Key facts from CCDHB report
A 50-year-old man was admitted to Wellington Hospital in September 2004 with signs of a chest infection. His chest X-ray and blood tests were not reviewed for almost 30 hours, despite an assessment during that time by a senior registrar and a consultant physician. He was inadequately monitored by nursing staff, with virtually no clinical observations performed during the last 12 hours of his life. He was found dead by nursing staff at 6am, just over 40 hours from when he was admitted to hospital. At post-mortem, the cause of death was found to be respiratory failure and extensive pneumonia.

In a report published in April 2007, the Commissioner found serious failings in the care provided over the 40 hours prior to the man’s death.

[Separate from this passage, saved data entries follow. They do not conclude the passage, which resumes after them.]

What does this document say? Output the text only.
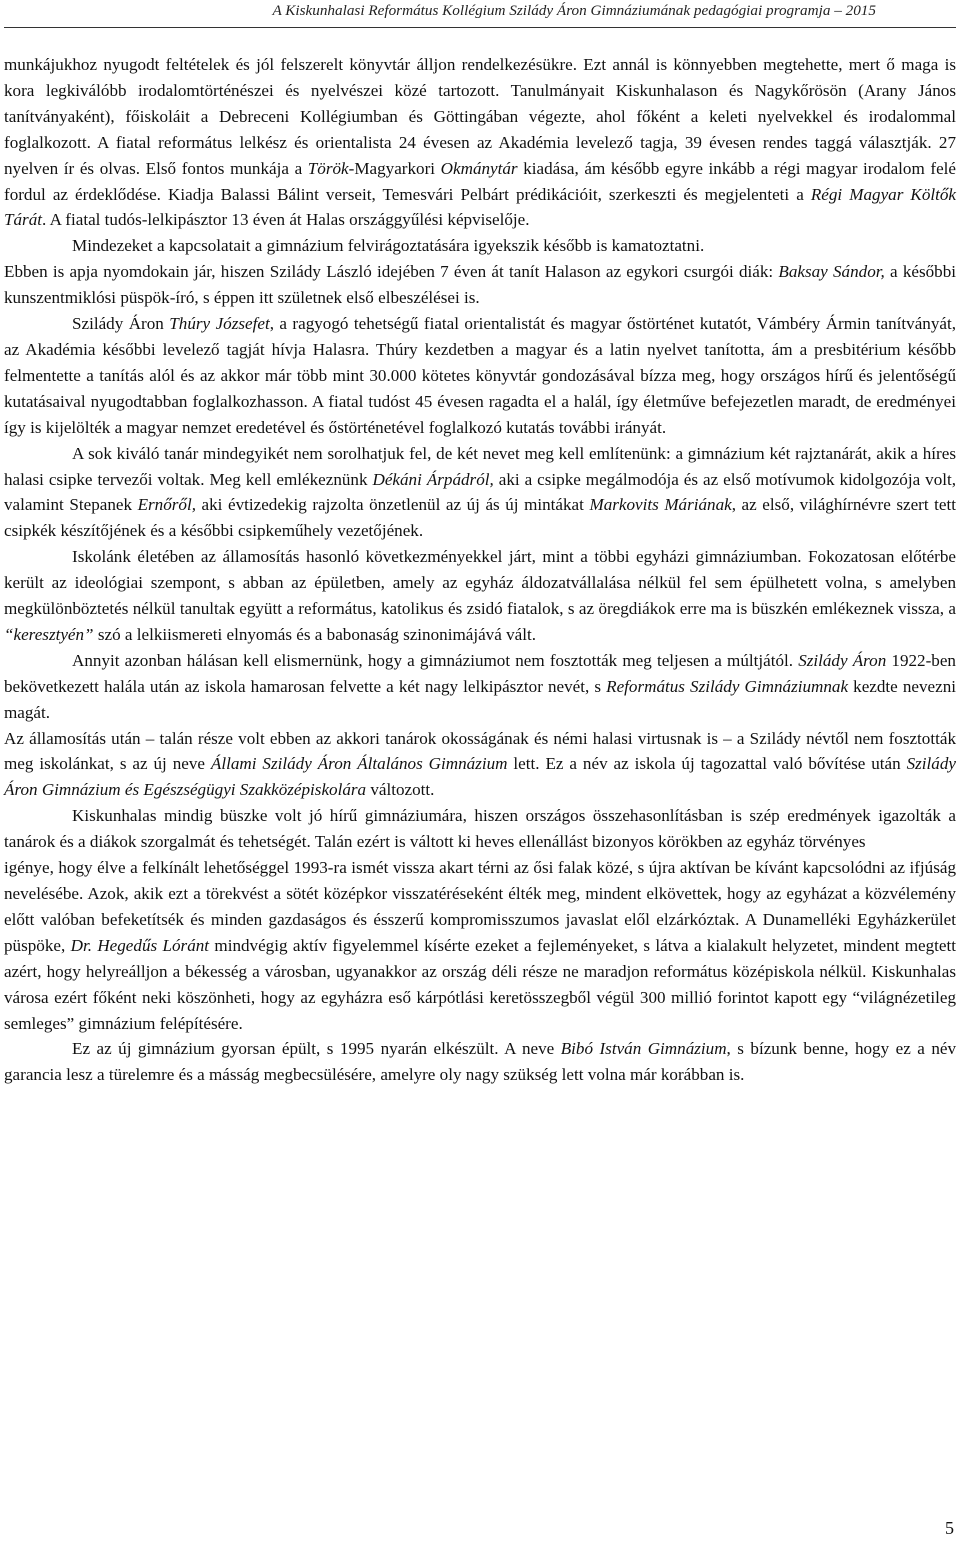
A Kiskunhalasi Református Kollégium Szilády Áron Gimnáziumának pedagógiai programja – 2015

munkájukhoz nyugodt feltételek és jól felszerelt könyvtár álljon rendelkezésükre. Ezt annál is könnyebben megtehette, mert ő maga is kora legkiválóbb irodalomtörténészei és nyelvészei közé tartozott. Tanulmányait Kiskunhalason és Nagykőrösön (Arany János tanítványaként), főiskoláit a Debreceni Kollégiumban és Göttingában végezte, ahol főként a keleti nyelvekkel és irodalommal foglalkozott. A fiatal református lelkész és orientalista 24 évesen az Akadémia levelező tagja, 39 évesen rendes taggá választják. 27 nyelven ír és olvas. Első fontos munkája a Török-Magyarkori Okmánytár kiadása, ám később egyre inkább a régi magyar irodalom felé fordul az érdeklődése. Kiadja Balassi Bálint verseit, Temesvári Pelbárt prédikációit, szerkeszti és megjelenteti a Régi Magyar Költők Tárát. A fiatal tudós-lelkipásztor 13 éven át Halas országgyűlési képviselője.

Mindezeket a kapcsolatait a gimnázium felvirágoztatására igyekszik később is kamatoztatni.

Ebben is apja nyomdokain jár, hiszen Szilády László idejében 7 éven át tanít Halason az egykori csurgói diák: Baksay Sándor, a későbbi kunszentmiklósi püspök-író, s éppen itt születnek első elbeszélései is.

Szilády Áron Thúry Józsefet, a ragyogó tehetségű fiatal orientalistát és magyar őstörténet kutatót, Vámbéry Ármin tanítványát, az Akadémia későbbi levelező tagját hívja Halasra. Thúry kezdetben a magyar és a latin nyelvet tanította, ám a presbitérium később felmentette a tanítás alól és az akkor már több mint 30.000 kötetes könyvtár gondozásával bízza meg, hogy országos hírű és jelentőségű kutatásaival nyugodtabban foglalkozhasson. A fiatal tudóst 45 évesen ragadta el a halál, így életműve befejezetlen maradt, de eredményei így is kijelölték a magyar nemzet eredetével és őstörténetével foglalkozó kutatás további irányát.

A sok kiváló tanár mindegyikét nem sorolhatjuk fel, de két nevet meg kell említenünk: a gimnázium két rajztanárát, akik a híres halasi csipke tervezői voltak. Meg kell emlékeznünk Dékáni Árpádról, aki a csipke megálmodója és az első motívumok kidolgozója volt, valamint Stepanek Ernőről, aki évtizedekig rajzolta önzetlenül az új ás új mintákat Markovits Máriának, az első, világhírnévre szert tett csipkék készítőjének és a későbbi csipkeműhely vezetőjének.

Iskolánk életében az államosítás hasonló következményekkel járt, mint a többi egyházi gimnáziumban. Fokozatosan előtérbe került az ideológiai szempont, s abban az épületben, amely az egyház áldozatvállalása nélkül fel sem épülhetett volna, s amelyben megkülönböztetés nélkül tanultak együtt a református, katolikus és zsidó fiatalok, s az öregdiákok erre ma is büszkén emlékeznek vissza, a “keresztyén” szó a lelkiismereti elnyomás és a babonaság szinonimájává vált.

Annyit azonban hálásan kell elismernünk, hogy a gimnáziumot nem fosztották meg teljesen a múltjától. Szilády Áron 1922-ben bekövetkezett halála után az iskola hamarosan felvette a két nagy lelkipásztor nevét, s Református Szilády Gimnáziumnak kezdte nevezni magát.

Az államosítás után – talán része volt ebben az akkori tanárok okosságának és némi halasi virtusnak is – a Szilády névtől nem fosztották meg iskolánkat, s az új neve Állami Szilády Áron Általános Gimnázium lett. Ez a név az iskola új tagozattal való bővítése után Szilády Áron Gimnázium és Egészségügyi Szakközépiskolára változott.

Kiskunhalas mindig büszke volt jó hírű gimnáziumára, hiszen országos összehasonlításban is szép eredmények igazolták a tanárok és a diákok szorgalmát és tehetségét. Talán ezért is váltott ki heves ellenállást bizonyos körökben az egyház törvényes

igénye, hogy élve a felkínált lehetőséggel 1993-ra ismét vissza akart térni az ősi falak közé, s újra aktívan be kívánt kapcsolódni az ifjúság nevelésébe. Azok, akik ezt a törekvést a sötét középkor visszatéréseként élték meg, mindent elkövettek, hogy az egyházat a közvélemény előtt valóban befeketítsék és minden gazdaságos és ésszerű kompromisszumos javaslat elől elzárkóztak. A Dunamelléki Egyházkerület püspöke, Dr. Hegedűs Lóránt mindvégig aktív figyelemmel kísérte ezeket a fejleményeket, s látva a kialakult helyzetet, mindent megtett azért, hogy helyreálljon a békesség a városban, ugyanakkor az ország déli része ne maradjon református középiskola nélkül. Kiskunhalas városa ezért főként neki köszönheti, hogy az egyházra eső kárpótlási keretösszegből végül 300 millió forintot kapott egy “világnézetileg semleges” gimnázium felépítésére.

Ez az új gimnázium gyorsan épült, s 1995 nyarán elkészült. A neve Bibó István Gimnázium, s bízunk benne, hogy ez a név garancia lesz a türelemre és a másság megbecsülésére, amelyre oly nagy szükség lett volna már korábban is.

5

The Commissioner found that Capital and Coast DHB (CCDHB) breached the Code of Health and Disability Services Consumers’ Rights (the Code) by:

  • a lack of care planning, ineffective communication, and discontinuity of care

  • an inadequate response to shortages in nursing and medical staffing

  • allowing an enrolled nurse to work outside her scope of practice

  • not treating the patient and his family with respect and compassion

  • failing to respond appropriately to the patient’s nicotine addiction.

The Commissioner also criticised CCDHB’s lack of candour with the patient’s family and the Coroner.

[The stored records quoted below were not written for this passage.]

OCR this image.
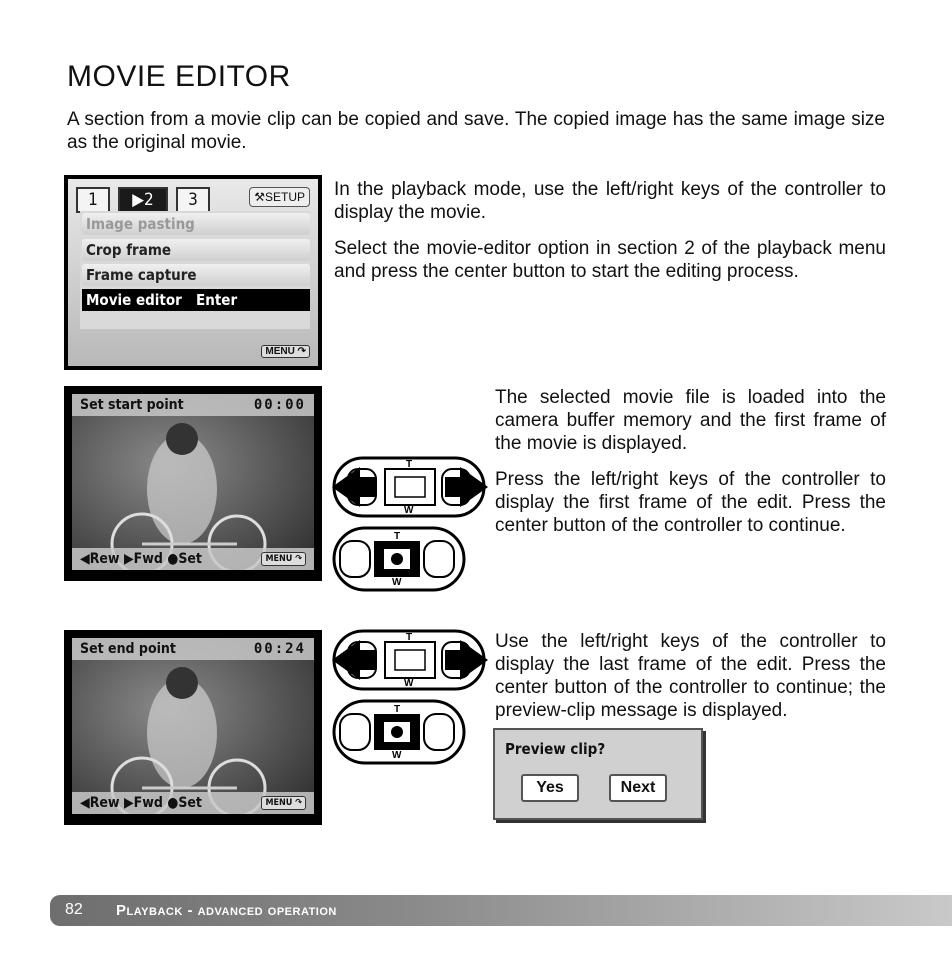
MOVIE EDITOR
A section from a movie clip can be copied and save. The copied image has the same image size as the original movie.
1	▶2	3	⚒SETUP
Image pasting
Crop frame
Frame capture
Movie editor Enter
MENU ↷

In the playback mode, use the left/right keys of the controller to display the movie.

Select the movie-editor option in section 2 of the playback menu and press the center button to start the editing process.

Set start point	00:00
◀Rew ▶Fwd ●Set	MENU ↷
T
W
T
W

The selected movie file is loaded into the camera buffer memory and the first frame of the movie is displayed.

Press the left/right keys of the controller to display the first frame of the edit. Press the center button of the controller to continue.

Set end point	00:24
◀Rew ▶Fwd ●Set	MENU ↷
T
W
T
W

Use the left/right keys of the controller to display the last frame of the edit. Press the center button of the controller to continue; the preview-clip message is displayed.

Preview clip?
Yes	Next
82 Playback - advanced operation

CCDHB was referred to the Commissioner’s Director of Proceedings, leading to a confidential settlement. The Commissioner’s CCDHB inquiry report may be viewed at:
www.hdc.org.nz/files/HDC/Opinions/05HDC11908dhb.pdf.

What is the Code of Consumers’ Rights?
The Code of Health and Disability Services Consumers’ Rights is a regulation under the Health and Disability Commissioner Act 1994. It confers a number of rights on all consumers of health and disability services in New Zealand, and places corresponding obligations on the providers of those services, including hospitals and district health boards.

What is the function of the Director of Proceedings?
The Director of Proceedings is an independent statutory officer under the Health and Disability Commissioner Act 1994, who has responsibility for deciding whether to issue proceedings on matters referred by the Commissioner.